Let's see if I can explain it a bit more clearly.

"Most favoured nation" status is a trading relationship which countries can agree with their trading partners and all GATT and World Trade Organisation members offer to all other members. And it means that when two countries or trade blocks agree a trade deal, they have to offer the terms of that deal to ALL the countries with which they have negotiated "most favoured nation" trading status.

Which means that if the USA and EU agree that they are each going to scrap all tariffs and quotas on importing steel from each other, they also scrap them on steel imports from all "most favoured nation" partners - which means all countries in the WTO.

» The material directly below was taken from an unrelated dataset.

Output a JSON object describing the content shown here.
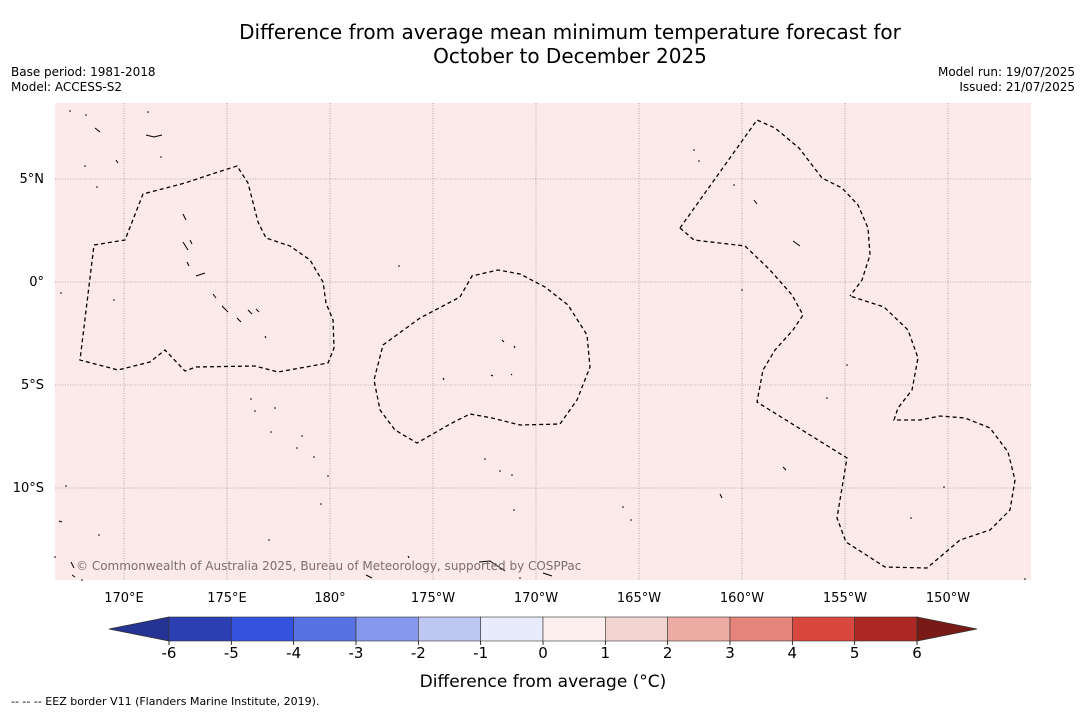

Now, to any intelligent "Leave" supporter who has made it this far without giving up on me in disgust, there is something for you here if you want to work out how to put the strongest possible  "leave" argument.

Most favoured nation status is far more important than all this incessant banging on about how we would be better off exercising Britain's own WTO seat rather than (as we usually do at the moment) being represented through the EU.

That's why one option if Britain leaves the EU is called the "WTO" option - it is because the "Most Favoured Nation" rules mean that if we left the EU, though we would have to negotiate terms of access to the EU single market which might not be as favourable as we have now, we would not have to start from scratch in negotiating terms with everyone else.

All EU members including Britain are also full members of the WTO.

Britain has a permanent representative to the WTO with the rank of ambassador: this post is currently held by Julian Braithwaite who blogs about his work: here is a blog post he wrote about World Trade and the WTO last month as the WTO's tenth ministerial conference was starting.

http://blogs.fco.gov.uk/julianbraithwaite/2015/12/14/developing-countries-need-a-successful-wto-most-of-all/

Granted, he "doubles up" this job with acting as ambassador to UN and other international organisations based in Geneva but part of his office is to ensure that the UK has a direct channel of communication to find out what is going on at the WTO for which we are not dependent on the EU.

And although the UK and other EU members usually find it convenient to make representations through the EU rather than individually, Britain's full WTO membership in our own right predates that through the EU. The vast majority of the time Britain chooses to be represented through the European Union because we think that will be more effective but if we thought the EU was barking completely up the wrong tree we have ways to make our position known.